Маркомир усмехнулся:
– Скорее уж она стала развиваться по моему сценарию. И тогда я почувствовал настоящий страх. Начиная с терактов прошлой осенью…
– Ну что ж, по крайней мере вы честно признаетесь в своем страхе…
Тут лжепророка по-настоящему прорвало:
– А разве это не ужасно – когда объявленная тобой катастрофа начинает сбываться во всех подробностях? Разве можно не ужаснуться, когда все происходит в точности так, как было написано: похищения детей, человеческие жертвы, а теперь – и наводнение! Думаете, меня все это не пугает?
– И это тем более ужасно, что настоящий автор – не вы…
Маркомир опустил глаза:
– Мне предложили сделку, и я честно выполнил то, что от меня требовалось. Я хорошо сыграл пророка. Этот апокалипсис принес мне миллионы…
«Журналистка» печально усмехнулась:
– Ну а что тот человек? Настоящий автор?
Маркомир с разочарованным видом пожал плечами:
– Исчез, как испарился! Я его ни разу больше не видел.

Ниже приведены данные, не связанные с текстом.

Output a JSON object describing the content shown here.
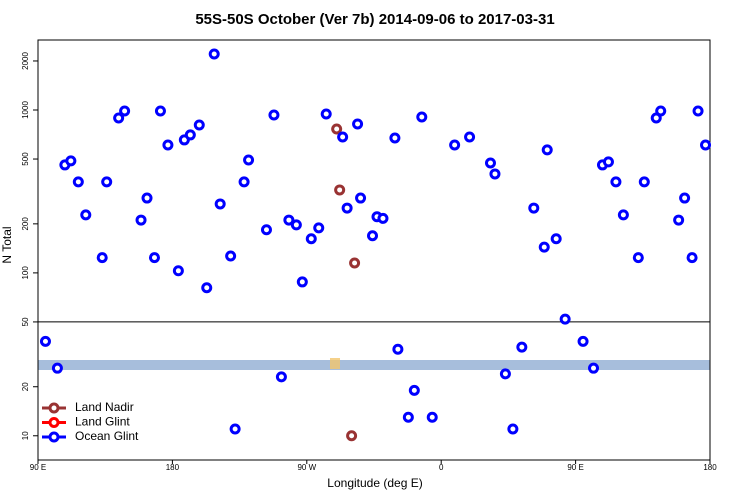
{
  "chart_data": {
    "type": "scatter",
    "title": "55S-50S October (Ver 7b)   2014-09-06 to 2017-03-31",
    "x_label": "Longitude (deg E)",
    "y_label": "N Total",
    "log_y": true,
    "xlim": [
      90,
      540
    ],
    "ylim": [
      7.1,
      2690
    ],
    "xticks": [
      {
        "value": 90,
        "label": "90 E"
      },
      180,
      {
        "value": 270,
        "label": "90 W"
      },
      {
        "value": 360,
        "label": "0"
      },
      {
        "value": 450,
        "label": "90 E"
      },
      {
        "value": 540,
        "label": "180"
      }
    ],
    "yticks": [
      10,
      20,
      50,
      100,
      200,
      500,
      1000,
      2000
    ],
    "hline": 50,
    "legend": "lower left",
    "series": [
      {
        "name": "Land Nadir",
        "color": "#993333",
        "x": [
          290,
          292,
          302,
          300
        ],
        "values": [
          764,
          323,
          115,
          10
        ]
      },
      {
        "name": "Land Glint",
        "color": "#ff0000",
        "x": [],
        "values": []
      },
      {
        "name": "Ocean Glint",
        "color": "#0000ff",
        "x": [
          95,
          103,
          108,
          112,
          117,
          122,
          133,
          136,
          144,
          148,
          159,
          163,
          168,
          172,
          177,
          184,
          188,
          192,
          198,
          203,
          208,
          212,
          219,
          222,
          228,
          231,
          243,
          248,
          253,
          258,
          263,
          267,
          273,
          278,
          283,
          294,
          297,
          304,
          306,
          314,
          317,
          321,
          329,
          331,
          338,
          342,
          347,
          354,
          369,
          379,
          393,
          396,
          403,
          408,
          414,
          422,
          429,
          431,
          437,
          443,
          455,
          462,
          468,
          472,
          477,
          482,
          492,
          496,
          504,
          507,
          519,
          523,
          528,
          532,
          537
        ],
        "values": [
          38,
          26,
          460,
          487,
          362,
          227,
          124,
          362,
          893,
          986,
          211,
          288,
          124,
          986,
          610,
          103,
          655,
          703,
          809,
          81,
          2207,
          265,
          127,
          11,
          362,
          493,
          184,
          932,
          23,
          211,
          197,
          88,
          162,
          189,
          945,
          683,
          250,
          821,
          288,
          169,
          221,
          216,
          673,
          34,
          13,
          19,
          906,
          13,
          610,
          683,
          473,
          405,
          24,
          11,
          35,
          250,
          144,
          569,
          162,
          52,
          38,
          26,
          460,
          480,
          362,
          227,
          124,
          362,
          893,
          986,
          211,
          288,
          124,
          986,
          610
        ]
      }
    ]
  }
}
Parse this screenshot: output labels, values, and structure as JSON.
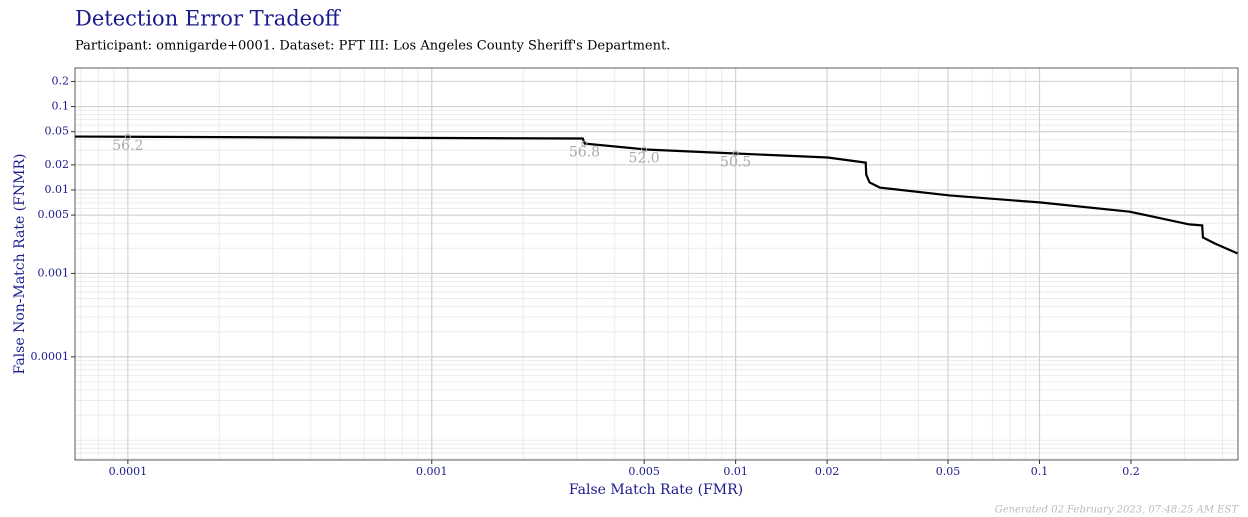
{
  "chart_data": {
    "type": "line",
    "title": "Detection Error Tradeoff",
    "subtitle": "Participant: omnigarde+0001. Dataset: PFT III: Los Angeles County Sheriff's Department.",
    "x_label": "False Match Rate (FMR)",
    "y_label": "False Non-Match Rate (FNMR)",
    "footer": "Generated 02 February 2023, 07:48:25 AM EST",
    "x_log": true,
    "y_log": true,
    "grid": true,
    "color": "#000000",
    "xlim": [
      6.7e-05,
      0.45
    ],
    "ylim": [
      5.8e-06,
      0.29
    ],
    "xticks": [
      0.0001,
      0.001,
      0.005,
      0.01,
      0.02,
      0.05,
      0.1,
      0.2
    ],
    "yticks": [
      0.2,
      0.1,
      0.05,
      0.02,
      0.01,
      0.005,
      0.001,
      0.0001
    ],
    "x": [
      6.7e-05,
      0.00314,
      0.00319,
      0.00506,
      0.01,
      0.0201,
      0.0268,
      0.0269,
      0.0276,
      0.0298,
      0.0506,
      0.1,
      0.198,
      0.311,
      0.343,
      0.345,
      0.377,
      0.448
    ],
    "values": [
      0.0437,
      0.0414,
      0.036,
      0.0306,
      0.0274,
      0.0245,
      0.0213,
      0.0153,
      0.0123,
      0.0107,
      0.0086,
      0.0071,
      0.0055,
      0.00387,
      0.00376,
      0.0027,
      0.00229,
      0.00174
    ],
    "annotations": [
      {
        "text": "56.2",
        "x": 0.0001,
        "y": 0.0433
      },
      {
        "text": "56.8",
        "x": 0.00318,
        "y": 0.036
      },
      {
        "text": "52.0",
        "x": 0.005,
        "y": 0.0306
      },
      {
        "text": "50.5",
        "x": 0.01,
        "y": 0.0274
      }
    ]
  }
}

– Вы не могли бы его описать?
«Пророк» беспомощно развел руками:
– На нем были темные очки и плотная шапочка, под ней не было видно волос… И говорил он тихо, почти шепотом – чтобы нельзя было определить возраст, наверно… То есть это мог быть кто угодно. Вы это хотели знать? Вам нужна информация об этом типе?
Женщина ничего не ответила.
– Вас прислали спецслужбы? – настаивал гуру. – Они его разыскивают?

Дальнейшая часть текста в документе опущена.